Ela não mostrou contrariedade, é claro que a tirei de seu sono.

—Desculpa, eu sei que é uma péssima hora...

—Você não tem que me explicar nada. —olhou para os meus pés —Onde estão seus calçados?

—Eu quebrei o salto da minha sandália.

—Você andou cheirando alguma coisa?

—Não...eu só exagerei um pouco na bebida. —Expliquei, tropeçando um pouco nas palavras.

—Bom, anda vai.- insistiu e eu entrei -O quarto de hóspedes está disponível e por favor, avise Edward Taylor, porque ele vai me prestar contas.

—Pode deixar.-respondi, vendo ela fechar a porta e seguir para seu quarto. Suspirei aliviada e fiz o mesmo indo para o quarto de hóspedes.

Eu pensei no anjo, no homem de olhos azuis como águas marinhas, seu gosto musical careta, o queixo saliente e sua voz aveludada e misteriosa. Ele deve ter o dobro da minha idade e nem lembro direito seu sobrenome. Algo como pat...pater.. Ai! Estou muito tonta para lembrar, apenas sei que é William.

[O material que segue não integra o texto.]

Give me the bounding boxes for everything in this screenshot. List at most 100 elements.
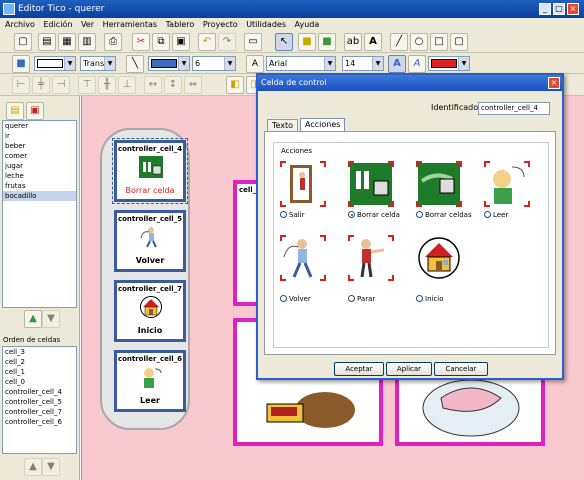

Cheguei em casa no domingo pela manhã. A residência de dois andares, entre as coloridas fachadas de Nothing Hill. Com sutileza abri a porta, subi os poucos degraus e atravessei o corredor dando para a soleira de mármore da cozinha, porém a voz grave do meu pai me fez parar de imediato.

—Isso são horas? Onde esteve?

Lena deu um telefonema a ele, porque deitei na cama e apaguei. Tive a sorte de ter seus sapatos emprestados duas vezes o meu número, o que pelo menos me salvou de sair com pés descalços como uma maluca, mas não ia servir a evitar a chuva de perguntas do meu pai.

—Com Lena. —não ousei fitar seu rosto ficando no mesmo lugar. Bob nosso labrador gordão caramelo, pulou em mim com euforia abanando o rabo —Eu saí da festa e fui para lá.

— E você acha que eu acredito nessa história? Onde está sua roupa?

—Eu...virei bebida—mesmo sendo verdade tentei soar coerente, o que não ia adiantar muita coisa. Usava um sobretudo vermelho empréstimo dela para cobrir o vestido. Encarei-o vendo seu cabelo louro levemente despenteado e a cara rígida de um ditador.

—Vá para o seu quarto. Só não vou ter essa conversa aqui porque estou esperando visitas. Mas se prepare, nós vamos tirar essa história a limpo.

Apenas, balancei a cabeça, e subi as escadas me trancando no quarto.